Test Data Manager

 View Only
Expand all | Collapse all

Data Generator and duplicate data

  • 1.  Data Generator and duplicate data

    Posted Apr 24, 2020 02:45 PM
    Hi,

    I'm using the Generator in the TDM portal version 4.9. I want to randomly generates data without any duplicates. The options "On Generated Duplicate" is set to remove and does the job.
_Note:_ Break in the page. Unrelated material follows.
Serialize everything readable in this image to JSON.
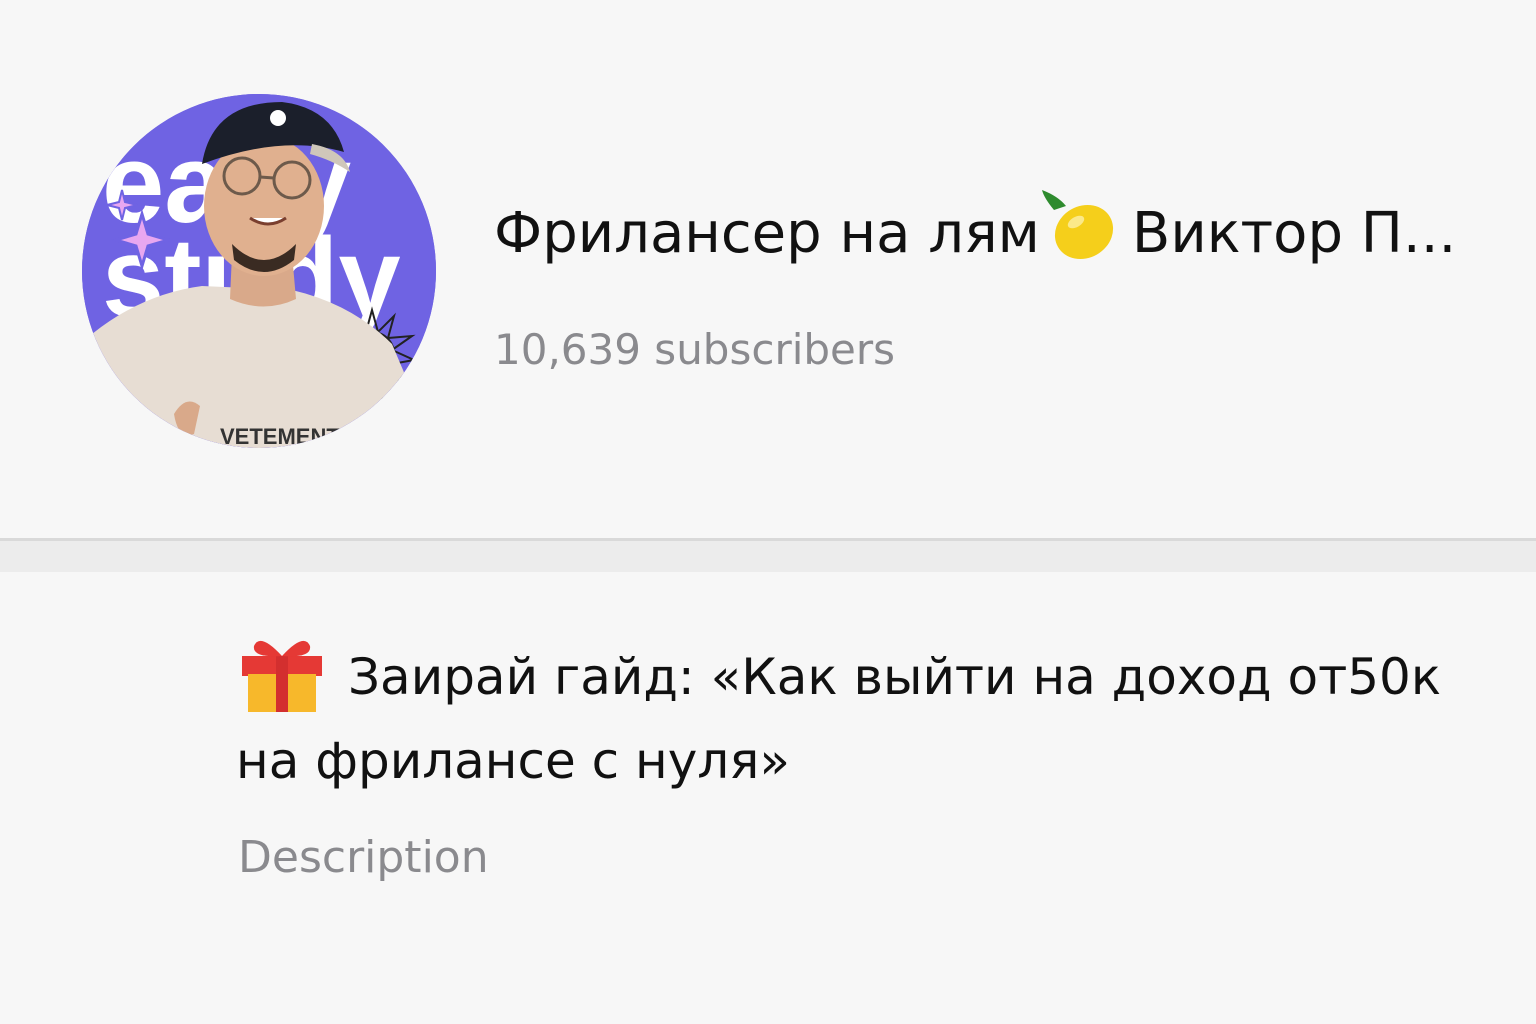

My problem is that I'm asking to generate 20K rows but after removing the duplicates it ends up with a number lower than 20K. To be clear, let's say I asked for 20K, TDM remove 5K duplicates so, at the end, I have 15K generated values instead of my target of 20K.

    Is there a way to get 20K rows without duplicates?

    Thanks for your help


  • 2.  RE: Data Generator and duplicate data

    Broadcom Employee
    Posted Apr 25, 2020 03:30 PM
    What is your primary key and how are you generating data for this key?
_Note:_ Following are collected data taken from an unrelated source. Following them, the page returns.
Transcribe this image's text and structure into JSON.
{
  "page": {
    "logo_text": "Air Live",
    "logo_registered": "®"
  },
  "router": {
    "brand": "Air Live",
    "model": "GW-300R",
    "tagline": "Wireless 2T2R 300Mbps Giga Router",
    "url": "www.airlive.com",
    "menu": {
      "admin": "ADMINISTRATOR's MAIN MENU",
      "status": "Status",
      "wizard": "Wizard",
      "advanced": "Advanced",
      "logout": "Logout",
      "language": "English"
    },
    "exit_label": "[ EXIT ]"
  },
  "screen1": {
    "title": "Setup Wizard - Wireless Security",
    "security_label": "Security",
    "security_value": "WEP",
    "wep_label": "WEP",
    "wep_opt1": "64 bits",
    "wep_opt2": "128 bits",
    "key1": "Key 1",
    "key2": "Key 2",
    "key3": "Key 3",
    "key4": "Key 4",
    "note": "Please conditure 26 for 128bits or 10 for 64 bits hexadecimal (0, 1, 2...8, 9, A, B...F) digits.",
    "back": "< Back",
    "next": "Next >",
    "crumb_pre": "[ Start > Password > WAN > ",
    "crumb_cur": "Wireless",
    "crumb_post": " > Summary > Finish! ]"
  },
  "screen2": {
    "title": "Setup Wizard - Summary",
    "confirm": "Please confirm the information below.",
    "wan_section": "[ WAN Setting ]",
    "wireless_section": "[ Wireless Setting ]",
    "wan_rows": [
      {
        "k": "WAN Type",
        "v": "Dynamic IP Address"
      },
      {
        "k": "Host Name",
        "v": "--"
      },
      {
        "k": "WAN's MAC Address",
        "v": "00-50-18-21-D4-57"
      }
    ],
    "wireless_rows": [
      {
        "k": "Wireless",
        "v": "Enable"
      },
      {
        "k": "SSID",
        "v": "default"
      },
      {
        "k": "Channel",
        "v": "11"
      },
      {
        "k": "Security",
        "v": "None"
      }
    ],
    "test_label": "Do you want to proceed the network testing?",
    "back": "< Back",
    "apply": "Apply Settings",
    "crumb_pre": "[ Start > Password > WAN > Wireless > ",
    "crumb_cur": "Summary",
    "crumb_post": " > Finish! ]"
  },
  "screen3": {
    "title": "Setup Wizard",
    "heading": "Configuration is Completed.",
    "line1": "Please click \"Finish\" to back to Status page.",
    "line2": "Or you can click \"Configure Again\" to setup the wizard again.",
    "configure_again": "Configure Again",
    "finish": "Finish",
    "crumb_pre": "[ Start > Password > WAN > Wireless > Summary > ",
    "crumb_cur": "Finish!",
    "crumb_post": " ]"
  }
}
  • 3.  RE: Data Generator and duplicate data

    Posted Apr 27, 2020 01:35 PM

    Billy,

    Thanks for your help.

    Here's the Oracle table definition:

    CREATE TABLE SCRAMBLE.TEST_DUPLICATE_REPORT(COL1  VARCHAR2(1000 CHAR));
    CREATE UNIQUE INDEX SCRAMBLE.TEST_DUPLICATE_REPORT_IDX ON SCRAMBLE.TEST_DUPLICATE_REPORT(COL1);
    ALTER TABLE SCRAMBLE.TEST_DUPLICATE_REPORT ADD (
      CONSTRAINT TEST_DUPLICATE_REPORT_IDX
      PRIMARY KEY (COL1)
      USING INDEX SCRAMBLE.TEST_DUPLICATE_REPORT_IDX
      ENABLE VALIDATE);

    I generate 1 column with the following (quite easy) function:
    @randlov(0,@list(Company A,Company B,Company C,Company D,Company E)@)@

    Here's the PUBLISH screen snapshot. Hope it is readeable, If not I can repost it.


    At the end, I have a csv file with less that 5 rows.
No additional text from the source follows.